STF Entre a Blindagem Corporativa e a Sobrevivência da República - Jornalismo de Opinião

Breaking

15/09/26

STF Entre a Blindagem Corporativa e a Sobrevivência da República

 

Depois de um incômodo silêncio de 15 dias, a resposta do ministro Alexandre de Moraes às gravíssimas suspeitas sobre seu elo com o ex-dono do Banco Master, Daniel Vorcaro, seguiu um roteiro político bem conhecido: a vitimização e a negação de jurisdição. Em uma petição de 44 páginas entregue ao presidente do Supremo Tribunal Federal (STF), Edson Fachin, Moraes contesta a validade das investigações da Polícia Federal, classificando o relatório do ministro André Mendonça como uma “farsa montada” por razões “político-eleitorais” e uma “vingança” de setores ligados ao ex-presidente Jair Bolsonaro.

Contudo, ao concentrar seus argumentos na suposta incompetência do juízo e em vícios formais para anular o relatório — sob o argumento de que seria "duplamente nulo" —, a defesa de Moraes esquivou-se de enfrentar o mérito central que estarrece a opinião pública: o teor altamente comprometedor das mensagens reveladas e a interferência em negócios privados.

O enredo revelado pelo Estadão expõe um mosaico de condutas incompatíveis com a liturgia da magistratura. Não se trata de meras ilações retóricas. As apurações apontam:

  • Interferência institucional: Pedidos reiterados do banqueiro para que Moraes interviesse junto ao diretor-geral da Polícia Federal, Andrei Rodrigues, e ao procurador-geral da República, Paulo Gonet, na tentativa de conter investigações sobre fraudes no Master.

  • Atuação advocatícia velada: A edição direta, por parte do próprio ministro, de um contrato de R$ 131 milhões assinado entre a banca de sua esposa, Viviane Barci de Moraes, e o banqueiro — valor desproporcional ao padrão praticado pelo mercado para escritórios de porte similar.

  • Vazamento e cooptação: Diálogos tratando de alertas sobre a prisão de Vorcaro em novembro de 2025, cobranças financeiras e a concessão de cartões de crédito com limite de R$ 300 mil para os filhos do magistrado.

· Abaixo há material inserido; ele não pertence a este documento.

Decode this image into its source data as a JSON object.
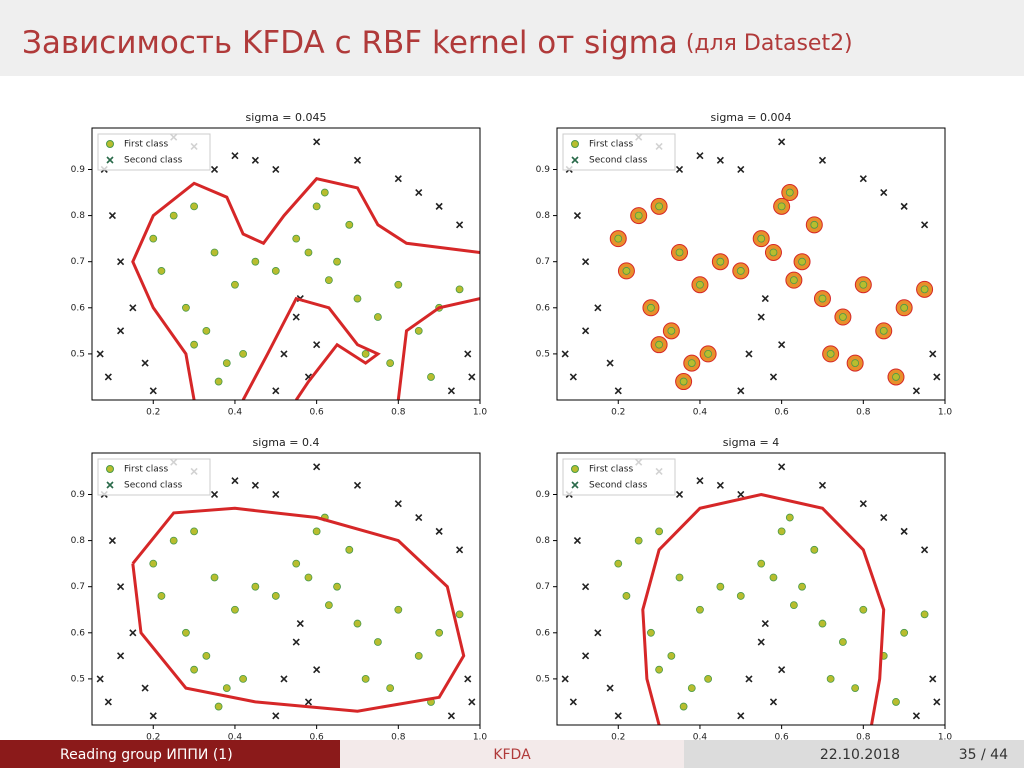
{
  "slide": {
    "title": "Зависимость KFDA с RBF kernel от sigma",
    "title_note": "(для Dataset2)",
    "footer": {
      "left": "Reading group ИППИ (1)",
      "center": "KFDA",
      "date": "22.10.2018",
      "page": "35 / 44"
    }
  },
  "chart_data": [
    {
      "type": "scatter",
      "title": "sigma = 0.045",
      "xlim": [
        0.05,
        1.0
      ],
      "ylim": [
        0.4,
        0.99
      ],
      "xticks": [
        0.2,
        0.4,
        0.6,
        0.8,
        {
          "value": 1,
          "label": "1.0"
        }
      ],
      "yticks": [
        0.5,
        0.6,
        0.7,
        0.8,
        0.9
      ],
      "legend": "upper left",
      "series": [
        {
          "name": "First class",
          "color": "#b8bd2e",
          "marker": "o",
          "x": [
            0.2,
            0.25,
            0.3,
            0.22,
            0.28,
            0.35,
            0.4,
            0.33,
            0.38,
            0.45,
            0.5,
            0.55,
            0.6,
            0.62,
            0.65,
            0.7,
            0.68,
            0.58,
            0.75,
            0.8,
            0.85,
            0.9,
            0.95,
            0.42,
            0.36,
            0.3,
            0.72,
            0.78,
            0.88,
            0.63
          ],
          "y": [
            0.75,
            0.8,
            0.82,
            0.68,
            0.6,
            0.72,
            0.65,
            0.55,
            0.48,
            0.7,
            0.68,
            0.75,
            0.82,
            0.85,
            0.7,
            0.62,
            0.78,
            0.72,
            0.58,
            0.65,
            0.55,
            0.6,
            0.64,
            0.5,
            0.44,
            0.52,
            0.5,
            0.48,
            0.45,
            0.66
          ]
        },
        {
          "name": "Second class",
          "color": "#222222",
          "marker": "x",
          "x": [
            0.08,
            0.1,
            0.12,
            0.15,
            0.07,
            0.09,
            0.2,
            0.3,
            0.4,
            0.5,
            0.6,
            0.7,
            0.8,
            0.9,
            0.95,
            0.52,
            0.55,
            0.58,
            0.5,
            0.6,
            0.56,
            0.97,
            0.93,
            0.98,
            0.45,
            0.25,
            0.35,
            0.85,
            0.12,
            0.18
          ],
          "y": [
            0.9,
            0.8,
            0.7,
            0.6,
            0.5,
            0.45,
            0.42,
            0.95,
            0.93,
            0.9,
            0.96,
            0.92,
            0.88,
            0.82,
            0.78,
            0.5,
            0.58,
            0.45,
            0.42,
            0.52,
            0.62,
            0.5,
            0.42,
            0.45,
            0.92,
            0.97,
            0.9,
            0.85,
            0.55,
            0.48
          ]
        },
        {
          "color": "#d62728",
          "marker": "line",
          "x": [
            0.3,
            0.28,
            0.2,
            0.15,
            0.2,
            0.3,
            0.38,
            0.42,
            0.47,
            0.52,
            0.6,
            0.7,
            0.75,
            0.82,
            1.0,
            null,
            0.42,
            0.48,
            0.55,
            0.63,
            0.7,
            0.75,
            0.72,
            0.65,
            0.58,
            0.55,
            null,
            0.8,
            0.82,
            0.9,
            1.0
          ],
          "y": [
            0.4,
            0.5,
            0.6,
            0.7,
            0.8,
            0.87,
            0.84,
            0.76,
            0.74,
            0.8,
            0.88,
            0.86,
            0.78,
            0.74,
            0.72,
            null,
            0.4,
            0.5,
            0.62,
            0.6,
            0.52,
            0.5,
            0.48,
            0.52,
            0.44,
            0.4,
            null,
            0.4,
            0.55,
            0.6,
            0.62
          ]
        }
      ]
    },
    {
      "type": "scatter",
      "title": "sigma = 0.004",
      "xlim": [
        0.05,
        1.0
      ],
      "ylim": [
        0.4,
        0.99
      ],
      "xticks": [
        0.2,
        0.4,
        0.6,
        0.8,
        {
          "value": 1,
          "label": "1.0"
        }
      ],
      "yticks": [
        0.5,
        0.6,
        0.7,
        0.8,
        0.9
      ],
      "legend": "upper left",
      "series": [
        {
          "color": "#e8902a",
          "marker": "blob",
          "x": [
            0.2,
            0.25,
            0.3,
            0.22,
            0.28,
            0.35,
            0.4,
            0.33,
            0.38,
            0.45,
            0.5,
            0.55,
            0.6,
            0.62,
            0.65,
            0.7,
            0.68,
            0.58,
            0.75,
            0.8,
            0.85,
            0.9,
            0.95,
            0.42,
            0.36,
            0.3,
            0.72,
            0.78,
            0.88,
            0.63
          ],
          "y": [
            0.75,
            0.8,
            0.82,
            0.68,
            0.6,
            0.72,
            0.65,
            0.55,
            0.48,
            0.7,
            0.68,
            0.75,
            0.82,
            0.85,
            0.7,
            0.62,
            0.78,
            0.72,
            0.58,
            0.65,
            0.55,
            0.6,
            0.64,
            0.5,
            0.44,
            0.52,
            0.5,
            0.48,
            0.45,
            0.66
          ]
        },
        {
          "name": "First class",
          "color": "#b8bd2e",
          "marker": "o",
          "x": [
            0.2,
            0.25,
            0.3,
            0.22,
            0.28,
            0.35,
            0.4,
            0.33,
            0.38,
            0.45,
            0.5,
            0.55,
            0.6,
            0.62,
            0.65,
            0.7,
            0.68,
            0.58,
            0.75,
            0.8,
            0.85,
            0.9,
            0.95,
            0.42,
            0.36,
            0.3,
            0.72,
            0.78,
            0.88,
            0.63
          ],
          "y": [
            0.75,
            0.8,
            0.82,
            0.68,
            0.6,
            0.72,
            0.65,
            0.55,
            0.48,
            0.7,
            0.68,
            0.75,
            0.82,
            0.85,
            0.7,
            0.62,
            0.78,
            0.72,
            0.58,
            0.65,
            0.55,
            0.6,
            0.64,
            0.5,
            0.44,
            0.52,
            0.5,
            0.48,
            0.45,
            0.66
          ]
        },
        {
          "name": "Second class",
          "color": "#222222",
          "marker": "x",
          "x": [
            0.08,
            0.1,
            0.12,
            0.15,
            0.07,
            0.09,
            0.2,
            0.3,
            0.4,
            0.5,
            0.6,
            0.7,
            0.8,
            0.9,
            0.95,
            0.52,
            0.55,
            0.58,
            0.5,
            0.6,
            0.56,
            0.97,
            0.93,
            0.98,
            0.45,
            0.25,
            0.35,
            0.85,
            0.12,
            0.18
          ],
          "y": [
            0.9,
            0.8,
            0.7,
            0.6,
            0.5,
            0.45,
            0.42,
            0.95,
            0.93,
            0.9,
            0.96,
            0.92,
            0.88,
            0.82,
            0.78,
            0.5,
            0.58,
            0.45,
            0.42,
            0.52,
            0.62,
            0.5,
            0.42,
            0.45,
            0.92,
            0.97,
            0.9,
            0.85,
            0.55,
            0.48
          ]
        }
      ]
    },
    {
      "type": "scatter",
      "title": "sigma = 0.4",
      "xlim": [
        0.05,
        1.0
      ],
      "ylim": [
        0.4,
        0.99
      ],
      "xticks": [
        0.2,
        0.4,
        0.6,
        0.8,
        {
          "value": 1,
          "label": "1.0"
        }
      ],
      "yticks": [
        0.5,
        0.6,
        0.7,
        0.8,
        0.9
      ],
      "legend": "upper left",
      "series": [
        {
          "name": "First class",
          "color": "#b8bd2e",
          "marker": "o",
          "x": [
            0.2,
            0.25,
            0.3,
            0.22,
            0.28,
            0.35,
            0.4,
            0.33,
            0.38,
            0.45,
            0.5,
            0.55,
            0.6,
            0.62,
            0.65,
            0.7,
            0.68,
            0.58,
            0.75,
            0.8,
            0.85,
            0.9,
            0.95,
            0.42,
            0.36,
            0.3,
            0.72,
            0.78,
            0.88,
            0.63
          ],
          "y": [
            0.75,
            0.8,
            0.82,
            0.68,
            0.6,
            0.72,
            0.65,
            0.55,
            0.48,
            0.7,
            0.68,
            0.75,
            0.82,
            0.85,
            0.7,
            0.62,
            0.78,
            0.72,
            0.58,
            0.65,
            0.55,
            0.6,
            0.64,
            0.5,
            0.44,
            0.52,
            0.5,
            0.48,
            0.45,
            0.66
          ]
        },
        {
          "name": "Second class",
          "color": "#222222",
          "marker": "x",
          "x": [
            0.08,
            0.1,
            0.12,
            0.15,
            0.07,
            0.09,
            0.2,
            0.3,
            0.4,
            0.5,
            0.6,
            0.7,
            0.8,
            0.9,
            0.95,
            0.52,
            0.55,
            0.58,
            0.5,
            0.6,
            0.56,
            0.97,
            0.93,
            0.98,
            0.45,
            0.25,
            0.35,
            0.85,
            0.12,
            0.18
          ],
          "y": [
            0.9,
            0.8,
            0.7,
            0.6,
            0.5,
            0.45,
            0.42,
            0.95,
            0.93,
            0.9,
            0.96,
            0.92,
            0.88,
            0.82,
            0.78,
            0.5,
            0.58,
            0.45,
            0.42,
            0.52,
            0.62,
            0.5,
            0.42,
            0.45,
            0.92,
            0.97,
            0.9,
            0.85,
            0.55,
            0.48
          ]
        },
        {
          "color": "#d62728",
          "marker": "line",
          "x": [
            0.15,
            0.25,
            0.4,
            0.6,
            0.8,
            0.92,
            0.96,
            0.9,
            0.7,
            0.45,
            0.28,
            0.17,
            0.15
          ],
          "y": [
            0.75,
            0.86,
            0.87,
            0.85,
            0.8,
            0.7,
            0.55,
            0.46,
            0.43,
            0.45,
            0.48,
            0.6,
            0.75
          ]
        }
      ]
    },
    {
      "type": "scatter",
      "title": "sigma = 4",
      "xlim": [
        0.05,
        1.0
      ],
      "ylim": [
        0.4,
        0.99
      ],
      "xticks": [
        0.2,
        0.4,
        0.6,
        0.8,
        {
          "value": 1,
          "label": "1.0"
        }
      ],
      "yticks": [
        0.5,
        0.6,
        0.7,
        0.8,
        0.9
      ],
      "legend": "upper left",
      "series": [
        {
          "name": "First class",
          "color": "#b8bd2e",
          "marker": "o",
          "x": [
            0.2,
            0.25,
            0.3,
            0.22,
            0.28,
            0.35,
            0.4,
            0.33,
            0.38,
            0.45,
            0.5,
            0.55,
            0.6,
            0.62,
            0.65,
            0.7,
            0.68,
            0.58,
            0.75,
            0.8,
            0.85,
            0.9,
            0.95,
            0.42,
            0.36,
            0.3,
            0.72,
            0.78,
            0.88,
            0.63
          ],
          "y": [
            0.75,
            0.8,
            0.82,
            0.68,
            0.6,
            0.72,
            0.65,
            0.55,
            0.48,
            0.7,
            0.68,
            0.75,
            0.82,
            0.85,
            0.7,
            0.62,
            0.78,
            0.72,
            0.58,
            0.65,
            0.55,
            0.6,
            0.64,
            0.5,
            0.44,
            0.52,
            0.5,
            0.48,
            0.45,
            0.66
          ]
        },
        {
          "name": "Second class",
          "color": "#222222",
          "marker": "x",
          "x": [
            0.08,
            0.1,
            0.12,
            0.15,
            0.07,
            0.09,
            0.2,
            0.3,
            0.4,
            0.5,
            0.6,
            0.7,
            0.8,
            0.9,
            0.95,
            0.52,
            0.55,
            0.58,
            0.5,
            0.6,
            0.56,
            0.97,
            0.93,
            0.98,
            0.45,
            0.25,
            0.35,
            0.85,
            0.12,
            0.18
          ],
          "y": [
            0.9,
            0.8,
            0.7,
            0.6,
            0.5,
            0.45,
            0.42,
            0.95,
            0.93,
            0.9,
            0.96,
            0.92,
            0.88,
            0.82,
            0.78,
            0.5,
            0.58,
            0.45,
            0.42,
            0.52,
            0.62,
            0.5,
            0.42,
            0.45,
            0.92,
            0.97,
            0.9,
            0.85,
            0.55,
            0.48
          ]
        },
        {
          "color": "#d62728",
          "marker": "line",
          "x": [
            0.3,
            0.27,
            0.26,
            0.3,
            0.4,
            0.55,
            0.7,
            0.8,
            0.85,
            0.84,
            0.82
          ],
          "y": [
            0.4,
            0.5,
            0.65,
            0.78,
            0.87,
            0.9,
            0.87,
            0.78,
            0.65,
            0.5,
            0.4
          ]
        }
      ]
    }
  ]
}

Para tentar neutralizar o impacto, Moraes utilizou o caso do perito criminal João Cláudio Nabas para acusar o ministro André Mendonça de "direcionamento enviesado" e de reter fatos para uso político na véspera de datas simbólicas, como o 7 de Setembro. O contra-ataque, porém, apenas evidencia como a mais alta Corte do País transformou-se em um campo de batalha faccioso.

O Custo Político e a Reação dos Eleitores

A crise no STF transbordou as fronteiras jurídicas e atingiu o centro da disputa política nacional. A mais recente pesquisa Quaest revela que a parcela decisiva dos eleitores — os independentes, não alinhados nem ao lulismo nem ao bolsonarismo — rejeita a narrativa de blindagem. Segundo o levantamento, 33% desses eleitores consideram correta a postura do ministro André Mendonça, enquanto apenas 13% dão razão a Alexandre de Moraes.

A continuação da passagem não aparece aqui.